Съемки начались с эпизодов отступления полка. За первые полчаса репетиции меловая пыль покрыла одежду и лица актеров. После нескольких дублей, во время которых снимались длинные пешие переходы, все по-настоящему утомились, а к концу съемочного дня еле передвигали ноги. Особенно устали те, кто тащил на себе тяжелые пулеметы и противотанковые ружья. Физически было очень тяжело: донская степь без единого кустика, изнуряющее солнце, 45 градусов в тени. А ведь все исполнители центральных ролей были людьми немолодыми; некоторые, как и Никулин, сами успели повоевать на фронтах Великой Отечественной.
Съемки проходили в условиях, приближенных к боевым. Рядом с актерами постоянно работали саперы: за месяц они извлекли более 60 килограммов взрывчатки, оставшейся после войны. Находили и человеческие останки. У одного из актеров в руках развалилась выкопанная берцовая кость и из нее выпала пуля. Был и другой случай: актер прилег поспать прямо в окопе, ворочался, ворочался, никак не мог удобно устроиться — оказалось, что под ним лежит какая-то банка. А это — мина! Однажды танк, не услышав команды второго режиссера Владимира Досталя, не остановился, а пошел на полном ходу на массовку. В дополнение ко всему, в округе было огромное количество змей. Людей они не боялись — правда, и не ужалили никого. Но однажды во время съемки, когда Шукшин и Бурков сидят в окопе, а вокруг гремят взрывы, вместе со взрывом очередного пиропатрона на голову Шукшину упала… живая змея! Бурков от неожиданности отпихнул от себя ручной пулемет, а уж как матерился Василий Макарович!..

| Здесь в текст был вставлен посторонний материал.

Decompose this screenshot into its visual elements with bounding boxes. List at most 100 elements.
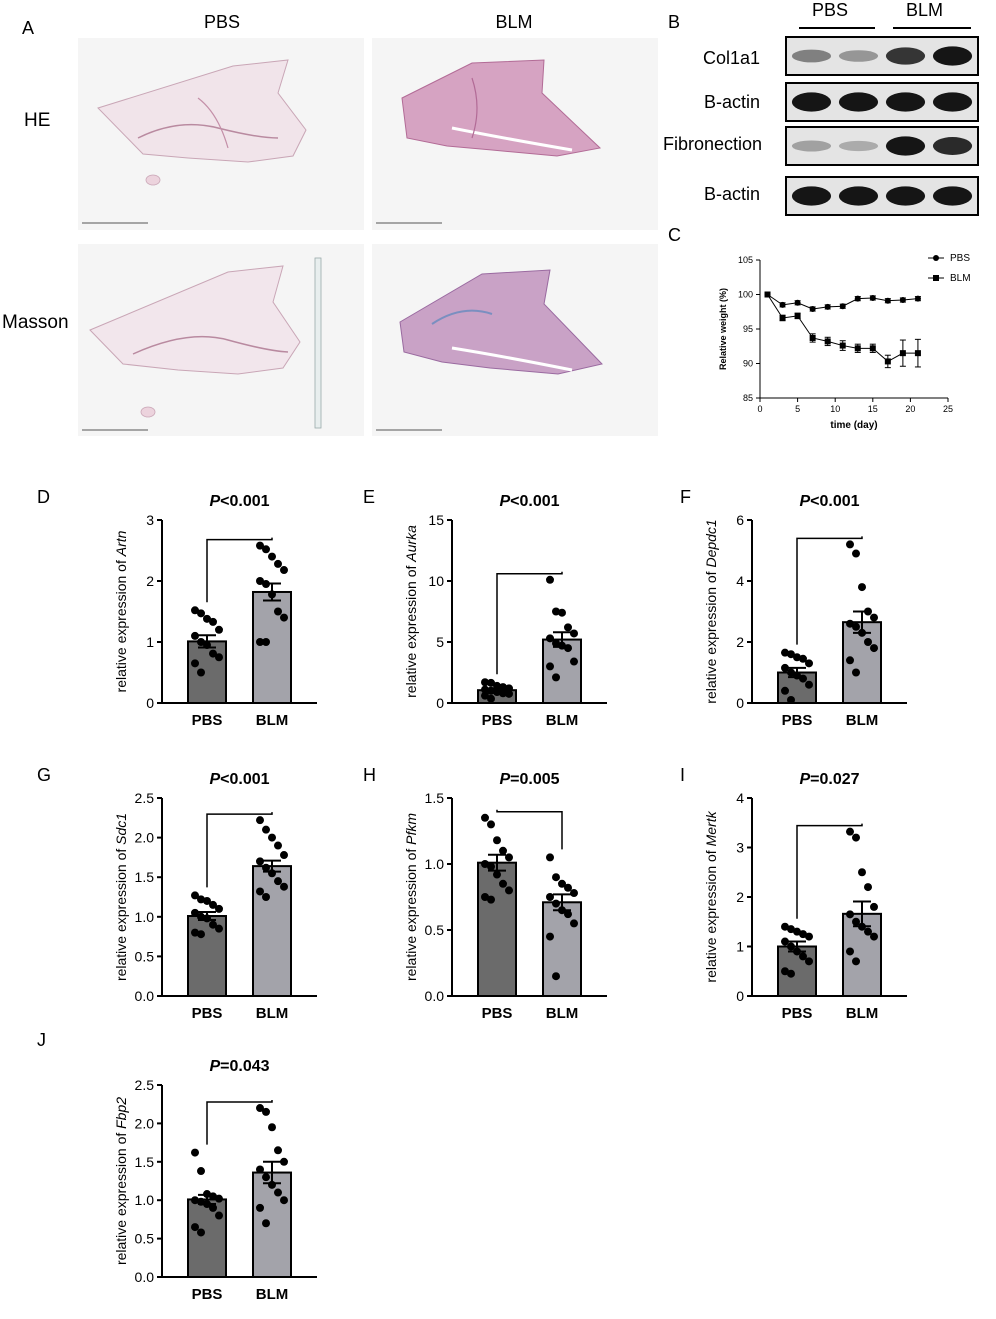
- histology-column-label-pbs: PBS: [203, 12, 241, 32]
- bar-chart-mertk: 0 1 2 3 4 PBS BLM P=0.027 relative expression of…: [700, 768, 940, 1033]
- weight-line-chart: 85 90 95 100 105 0 5 10 15 20 25 time (day) Relative…: [690, 240, 990, 450]
- data-point: [268, 869, 276, 878]
- histology-column-label-blm: BLM: [495, 12, 533, 32]
- wb-row-label-col1a1: Col1a1: [703, 48, 761, 68]
- data-point: [852, 549, 860, 558]
- y-axis-label: relative expression of Mertk: [703, 810, 719, 982]
- data-point: [499, 683, 507, 692]
- data-point: [493, 836, 501, 845]
- wb-band: [885, 186, 926, 206]
- data-point: [558, 641, 566, 650]
- x-tick-label-pbs: PBS: [482, 1005, 513, 1022]
- data-point: [546, 893, 554, 901]
- data-point: [487, 686, 495, 695]
- bar-chart-fbp2: 0.0 0.5 1.0 1.5 2.0 2.5 PBS BLM P=0.043 relative …: [110, 1055, 350, 1314]
- data-point: [280, 566, 288, 575]
- y-tick-label: 0: [436, 695, 444, 711]
- data-point: [481, 685, 489, 694]
- data-point: [852, 957, 860, 966]
- panel-label-j: J: [37, 1030, 46, 1050]
- p-value-label: P=0.027: [799, 771, 859, 788]
- y-tick-label: 1.5: [135, 1154, 155, 1170]
- data-point: [846, 619, 854, 628]
- data-point: [209, 920, 217, 929]
- data-point: [203, 1190, 211, 1199]
- y-tick-label: 2.5: [135, 1077, 155, 1093]
- histology-row-label-he: HE: [24, 110, 51, 131]
- histology-image-masson-pbs: [78, 244, 364, 436]
- data-point: [487, 820, 495, 829]
- panel-label-f: F: [680, 487, 691, 507]
- data-point: [505, 853, 513, 862]
- x-tick-label-blm: BLM: [256, 1286, 289, 1303]
- data-point: [256, 1203, 264, 1212]
- wb-band: [791, 186, 832, 206]
- bar-chart-depdc1: 0 2 4 6 PBS BLM P<0.001 relative expression of …: [700, 490, 940, 740]
- data-point: [852, 668, 860, 677]
- data-point: [481, 691, 489, 700]
- lung-section-he-blm-graphic: [376, 59, 602, 224]
- data-point: [493, 688, 501, 697]
- data-point-blm: [779, 314, 786, 321]
- x-tick-label-pbs: PBS: [192, 1286, 223, 1303]
- data-point: [558, 906, 566, 915]
- data-point: [197, 638, 205, 646]
- legend-marker-pbs: [933, 255, 939, 261]
- data-point: [793, 671, 801, 680]
- data-point: [215, 924, 223, 933]
- data-point: [256, 1104, 264, 1113]
- weight-line-chart-svg: 85 90 95 100 105 0 5 10 15 20 25 time (day) Relative…: [718, 253, 971, 431]
- y-tick-label: 4: [736, 790, 744, 806]
- x-tick-label: 25: [943, 404, 953, 414]
- data-point: [858, 583, 866, 592]
- bar-chart-sdc1-svg: 0.0 0.5 1.0 1.5 2.0 2.5 PBS BLM P<0.001 relative …: [113, 771, 317, 1022]
- data-point: [864, 607, 872, 616]
- y-tick-label: 2: [736, 889, 744, 905]
- panel-label-b: B: [668, 12, 681, 32]
- data-point: [493, 681, 501, 690]
- y-tick-label: 0: [146, 695, 154, 711]
- y-tick-label: 2.0: [135, 830, 155, 846]
- data-point: [262, 1107, 270, 1116]
- wb-group-lines: [799, 27, 971, 29]
- data-point: [215, 904, 223, 913]
- data-point: [191, 606, 199, 615]
- y-tick-label: 1.0: [425, 856, 445, 872]
- y-tick-label: 2: [736, 634, 744, 650]
- data-point-pbs: [779, 301, 786, 308]
- bar-chart-pfkm-svg: 0.0 0.5 1.0 1.5 PBS BLM P=0.005 relative expres…: [403, 771, 607, 1022]
- data-point: [864, 927, 872, 936]
- wb-group-label-pbs: PBS: [812, 0, 849, 20]
- y-axis-label: relative expression of Aurka: [403, 525, 419, 698]
- data-point: [197, 1197, 205, 1206]
- data-point: [781, 686, 789, 695]
- wb-band: [838, 92, 879, 112]
- bar-chart-mertk-svg: 0 1 2 3 4 PBS BLM P=0.027 relative expression of…: [703, 771, 907, 1022]
- wb-band: [791, 140, 832, 152]
- data-point: [256, 857, 264, 866]
- data-point: [268, 1180, 276, 1189]
- y-tick-label: 95: [743, 324, 753, 334]
- y-tick-label: 1: [736, 939, 744, 955]
- significance-bracket: [206, 537, 273, 603]
- y-tick-label: 4: [736, 573, 744, 589]
- y-tick-label: 1.0: [135, 909, 155, 925]
- data-point: [262, 638, 270, 646]
- x-tick-label-blm: BLM: [256, 712, 289, 729]
- data-point: [197, 609, 205, 618]
- wb-band: [885, 136, 926, 156]
- y-tick-label: 2: [146, 573, 154, 589]
- wb-band: [791, 49, 832, 63]
- data-point: [846, 827, 854, 836]
- data-point: [546, 853, 554, 862]
- y-tick-label: 1.0: [135, 1192, 155, 1208]
- bar-chart-artn-svg: 0 1 2 3 PBS BLM P<0.001 relative expression of …: [113, 493, 317, 729]
- x-tick-label-pbs: PBS: [192, 1005, 223, 1022]
- data-point-pbs: [869, 294, 876, 301]
- data-point: [546, 932, 554, 941]
- data-point: [191, 1223, 199, 1232]
- data-point: [487, 694, 495, 703]
- p-value-label: P<0.001: [799, 493, 859, 510]
- data-point: [262, 1219, 270, 1228]
- bar-blm: [252, 590, 292, 704]
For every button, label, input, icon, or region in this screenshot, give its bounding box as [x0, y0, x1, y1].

А как волновался тот же Шукшин, когда режиссер и актеры поехали в станицу Вёшенская к Михаилу Шолохову, чтобы посоветоваться, уточнить некоторые детали, как снимать, как играть, какие у писателя есть пожелания. Шолохов просил всех передать правду солдатской жизни: «Пусть всё будет достоверно. Может быть, где-то и крепкое словцо прозвучит, это неплохо. Солдатскую жизнь не надо приукрашивать. Хорошо бы показать, как всё было на самом деле. Ведь второй год войны был для нашей армии очень тяжелым».

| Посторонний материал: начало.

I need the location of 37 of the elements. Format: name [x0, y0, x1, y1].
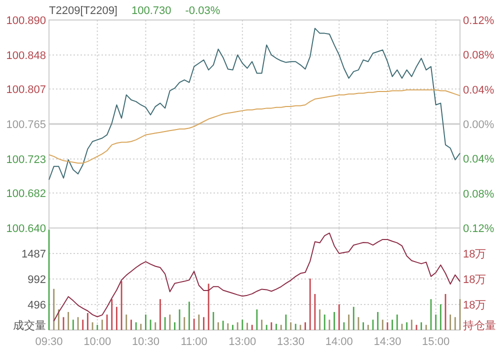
y2-tick-label: 18万 — [463, 248, 486, 260]
text: 100.730 — [132, 5, 172, 17]
y2-tick-label: 0.08% — [463, 50, 494, 62]
x-tick-label: 11:00 — [180, 336, 208, 348]
y2-tick-label: 0.04% — [463, 84, 494, 96]
x-tick-label: 10:00 — [84, 336, 112, 348]
y-axis-title: 成交量 — [13, 319, 46, 332]
line-series — [53, 232, 460, 322]
line-series — [48, 89, 460, 164]
y-tick-label: 100.807 — [6, 84, 46, 96]
y2-tick-label: 18万 — [463, 274, 486, 286]
chart-title: T2209[T2209] — [49, 5, 118, 17]
y2-axis-title: 持仓量 — [463, 320, 496, 332]
y2-tick-label: 0.08% — [463, 188, 494, 200]
x-tick-label: 15:00 — [422, 336, 450, 348]
x-tick-label: 13:00 — [228, 336, 256, 348]
y-tick-label: 100.640 — [6, 223, 46, 235]
y-tick-label: 992 — [28, 274, 46, 286]
x-tick-label: 10:30 — [132, 336, 160, 348]
x-tick-label: 14:00 — [325, 336, 353, 348]
y-tick-label: 100.682 — [6, 188, 46, 200]
y2-tick-label: 0.04% — [463, 154, 494, 166]
x-tick-label: 14:30 — [374, 336, 402, 348]
y2-tick-label: 0.12% — [463, 223, 494, 235]
y-tick-label: 100.890 — [6, 15, 46, 27]
y-tick-label: 100.765 — [6, 119, 46, 131]
y2-tick-label: 18万 — [463, 300, 486, 312]
y-tick-label: 100.848 — [6, 50, 46, 62]
y-tick-label: 100.723 — [6, 154, 46, 166]
line-series — [48, 28, 460, 180]
y2-tick-label: 0.00% — [463, 119, 494, 131]
x-tick-label: 09:30 — [35, 336, 63, 348]
y-tick-label: 496 — [28, 299, 46, 312]
y2-tick-label: 0.12% — [463, 15, 494, 27]
x-tick-label: 13:30 — [277, 336, 305, 348]
text: -0.03% — [185, 5, 220, 17]
y-tick-label: 1487 — [22, 248, 46, 261]
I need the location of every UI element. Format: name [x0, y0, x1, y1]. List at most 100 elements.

Около трех часов Бондарчук и артисты провели у Шолохова. Он рассказывал о том, как по предложению Сталина начал писать этот роман, как впервые его напечатали. Говорил он образно, убедительно. В конце разговора, когда уже все собрались уезжать, Никулин попросил Михаила Александровича, чтобы он, когда будет заканчивать роман, не убивал Некрасова — пусть уж доживет солдат до Победы. А Шукшин, вернувшись из Вёшенской, сказал Никулину: «Интересный он дядька. Ох, какой интересный. Ты не представляешь, что мне дала эта встреча с ним. Я всю жизнь по-новому переосмыслил. Много суеты у нас, много пустоты. А Шолохов — это серьезно. Это — на всю жизнь».
Из воспоминаний Юрия Никулина: «Хотя до моих игровых сцен было далеко, я исправно ходил на все репетиции. Мне хотелось посмотреть, как работает с актерами Бондарчук. Работал с актерами долго, очень тщательно отрабатывал текст роли. Тут для него мелочей не было. Начинал всегда со спокойной читки, уточняя текст роли. Если что-то актера смущало, какое-нибудь слово ему трудно было произнести, или, как мы говорим, фраза не ложилась, то шла неторопливая работа над каждым словом. Рядом со сценарием у Бондарчука всегда лежал роман Шолохова. Всех удивлял Шукшин. Он к каждому слову, каждой фразе подбирал свои интонации. Шел по тексту, как идут по болоту, пробуя перед собой ногой, ища твердое место».
Вот Стрельцов (роль Вячеслава Тихонова) заводит горький разговор о катастрофе армии, приведшей их сюда, к Дону (а впереди Волга, Сталинград!). На его слова откликается Лопахин (его играет Василий Шукшин): «А я не вижу оснований, чтобы мне по собачьему обычаю хвост между ног зажимать. Бьют нас? Значит, поделом бьют. Воюйте лучше, сукины сыны! Я тебе вот что скажу: ты при мне, пожалуйста, не плачь. Я твоих слез утирать не буду все равно». Стрельцов продолжает свое: «Да я в утешениях не нуждаюсь, дурень. Ты своего красноречия понапрасну не трать. Ты вот лучше скажи мне, когда же, по-твоему, мы научимся воевать?» В ответ Лопахин решительно: «Вот тут вот научимся. Вот в этих вот степях научимся! Я уж, например, дошел до такого градуса злости, что, плюнь на меня, слюна кипеть будет! Зверею!»